Auf dieses neue Bedarfs-Ziel verständigte sich Bundesfamilienministerin Ursula von der Leyen (CDU) am Montag in Berlin mit den Jugend- und Familienministern der Länder und den Kommunen. Dies bedeutet - wie von der Ministerin bereits früher anvisiert - eine Verdreifachung auf 750.000 Krippenplätze. Wie sie finanziert werden sollen, blieb offen. Im Sommer soll es ein zweites Spitzen-Treffen geben.

Von der Leyen verpflichtete sich, eine Beteiligung des Bundes an den erwarteten zusätzlichen Milliarden-Kosten in der Koalitionsspitze durchzusetzen. "Ich gehe ganz klar mit der Ansage in den Koalitionsausschuss, dass sich der Bund daran beteiligt", sagte sie zu den Beratungen am 16. April. Vor allem in der Union gibt es dagegen noch massiven Widerstand. "Es kann nicht sein, dass wer das größte Geschrei veranstaltet, dann auch das größte Geld kriegt", sagte der haushaltspolitische Sprecher der Unions-Fraktion, Steffen Kampeter (CDU), der dpa. Die SPD verlangt Umschichtungen in den öffentlichen Haushalten. Dies lehnt von der Leyen ab.

"Die ist ein ausgesprochen erfolgreicher Tag für die Familien in unserem Land", sagte von der Leyen nach der Minister-Sondersitzung. "Wir müssen aber schneller und besser werden", fügte sie mit Blick auf das laufende Krippen-Ausbau-Programm hinzu. Der Vorsitzende der Länder-Jugendminister, Holger Rupprecht (SPD) aus Brandenburg, begrüßte die Verständigung auf die neuen Bedarfszahlen. Er beklagte zugleich, dass die SPD-Forderung nach einem Rechtsanspruch auf einen Krippenplatz von der Union weiter abgelehnt wird.

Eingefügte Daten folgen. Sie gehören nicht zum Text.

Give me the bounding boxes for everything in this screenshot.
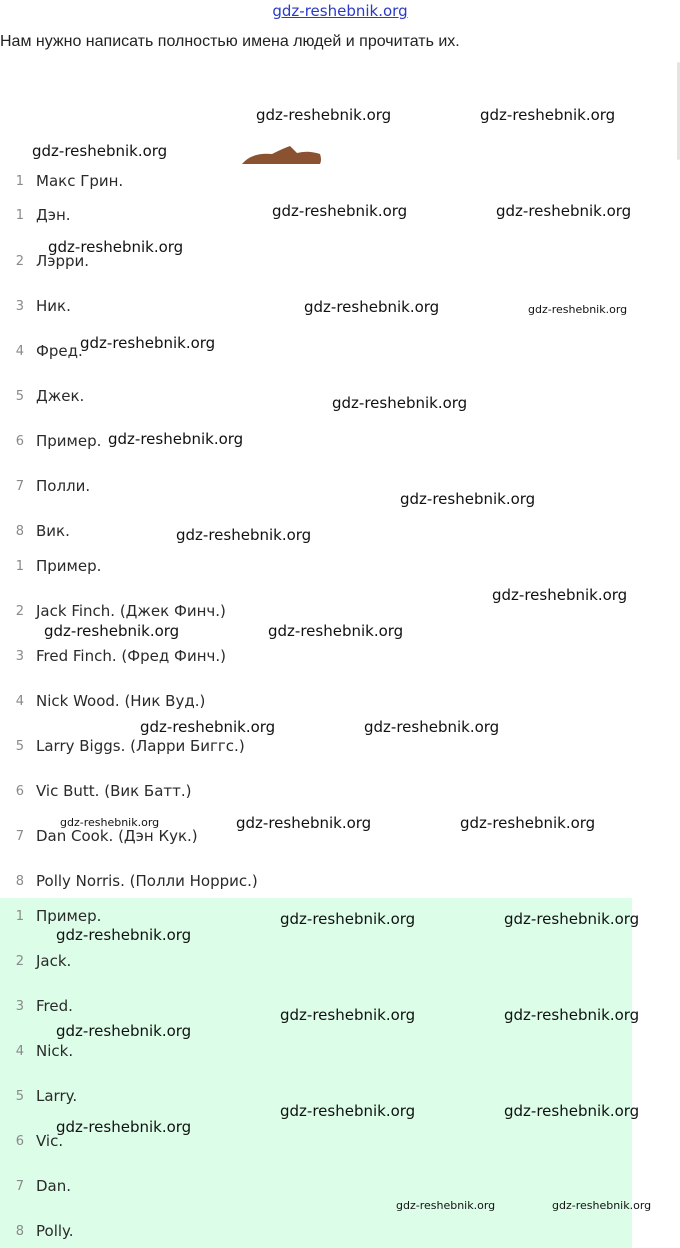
line-number: 6 [15,1133,24,1149]
line-number: 6 [15,433,24,449]
watermark: gdz-reshebnik.org [108,430,244,448]
watermark: gdz-reshebnik.org [256,106,392,124]
line-text: Larry. [36,1087,78,1105]
line-number: 5 [15,388,24,404]
watermark: gdz-reshebnik.org [304,298,440,316]
line-text: Макс Грин. [36,172,124,190]
watermark: gdz-reshebnik.org [56,1022,192,1040]
list-item [0,905,101,927]
line-text: Дэн. [36,206,71,224]
list-item [0,1175,71,1197]
list-item [0,600,226,622]
line-text: Ник. [36,297,71,315]
watermark: gdz-reshebnik.org [364,718,500,736]
line-text: Пример. [36,907,102,925]
line-text: Jack Finch. (Джек Финч.) [36,602,226,620]
list-item [0,520,70,542]
watermark: gdz-reshebnik.org [236,814,372,832]
line-number: 1 [15,173,24,189]
list-item [0,1040,73,1062]
list-item [0,385,84,407]
line-text: Fred. [36,997,73,1015]
line-number: 2 [15,953,24,969]
watermark: gdz-reshebnik.org [56,1118,192,1136]
list-item [0,1130,63,1152]
line-number: 7 [15,1178,24,1194]
list-item [0,170,123,192]
watermark: gdz-reshebnik.org [176,526,312,544]
watermark: gdz-reshebnik.org [332,394,468,412]
line-number: 7 [15,478,24,494]
line-text: Dan Cook. (Дэн Кук.) [36,827,198,845]
line-number: 7 [15,828,24,844]
line-number: 5 [15,1088,24,1104]
list-item [0,1085,77,1107]
watermark: gdz-reshebnik.org [280,910,416,928]
line-text: Larry Biggs. (Ларри Биггс.) [36,737,245,755]
list-item [0,430,101,452]
site-link[interactable]: gdz-reshebnik.org [272,2,408,20]
line-text: Jack. [36,952,72,970]
watermark: gdz-reshebnik.org [552,1199,652,1212]
watermark: gdz-reshebnik.org [32,142,168,160]
line-number: 1 [15,207,24,223]
highlight-band [0,898,632,1248]
line-number: 5 [15,738,24,754]
watermark: gdz-reshebnik.org [48,238,184,256]
list-item [0,295,71,317]
watermark: gdz-reshebnik.org [272,202,408,220]
line-number: 3 [15,998,24,1014]
watermark: gdz-reshebnik.org [60,816,160,829]
watermark: gdz-reshebnik.org [504,1006,640,1024]
watermark: gdz-reshebnik.org [528,303,628,316]
line-text: Пример. [36,557,102,575]
line-text: Пример. [36,432,102,450]
line-number: 8 [15,523,24,539]
watermark: gdz-reshebnik.org [268,622,404,640]
line-text: Polly. [36,1222,74,1240]
list-item [0,475,90,497]
line-text: Vic. [36,1132,64,1150]
watermark: gdz-reshebnik.org [44,622,180,640]
watermark: gdz-reshebnik.org [504,910,640,928]
watermark: gdz-reshebnik.org [496,202,632,220]
line-number: 2 [15,253,24,269]
line-text: Polly Norris. (Полли Норрис.) [36,872,258,890]
task-instruction: Нам нужно написать полностью имена людей и прочитать их. [0,33,460,50]
line-text: Dan. [36,1177,72,1195]
line-number: 2 [15,603,24,619]
list-item [0,995,73,1017]
line-text: Вик. [36,522,70,540]
line-number: 1 [15,908,24,924]
list-item [0,645,226,667]
watermark: gdz-reshebnik.org [492,586,628,604]
list-item [0,555,101,577]
list-item [0,690,205,712]
list-item [0,950,71,972]
line-number: 3 [15,298,24,314]
list-item [0,780,192,802]
line-text: Лэрри. [36,252,90,270]
line-number: 8 [15,873,24,889]
watermark: gdz-reshebnik.org [400,490,536,508]
line-number: 8 [15,1223,24,1239]
line-number: 3 [15,648,24,664]
watermark: gdz-reshebnik.org [396,1199,496,1212]
line-text: Фред. [36,342,83,360]
line-number: 4 [15,343,24,359]
line-text: Джек. [36,387,85,405]
line-text: Полли. [36,477,91,495]
list-item [0,340,83,362]
list-item [0,870,258,892]
line-text: Nick. [36,1042,74,1060]
line-text: Nick Wood. (Ник Вуд.) [36,692,206,710]
line-number: 4 [15,693,24,709]
watermark: gdz-reshebnik.org [480,106,616,124]
watermark: gdz-reshebnik.org [56,926,192,944]
line-number: 6 [15,783,24,799]
watermark: gdz-reshebnik.org [280,1006,416,1024]
list-item [0,1220,74,1242]
watermark: gdz-reshebnik.org [80,334,216,352]
illustration-fragment [242,144,322,164]
list-item [0,735,245,757]
line-text: Vic Butt. (Вик Батт.) [36,782,192,800]
watermark: gdz-reshebnik.org [504,1102,640,1120]
line-text: Fred Finch. (Фред Финч.) [36,647,226,665]
line-number: 4 [15,1043,24,1059]
line-number: 1 [15,558,24,574]
list-item [0,204,71,226]
watermark: gdz-reshebnik.org [140,718,276,736]
watermark: gdz-reshebnik.org [280,1102,416,1120]
watermark: gdz-reshebnik.org [460,814,596,832]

Die ostdeutschen Länder mit ihrer besseren Krippenplatz- Versorgung sollen nicht benachteiligt werden, wurde vereinbart. Derzeit kommen im Westen im Schnitt 7,8 Krippenplätze auf 100 Kinder unter drei Jahren. Im Osten liegt diese Quote bei 39 Prozent. Der gesamtdeutsche Durchschnitt beträgt 13,5 Prozent. Die EU strebt 35 Prozent an.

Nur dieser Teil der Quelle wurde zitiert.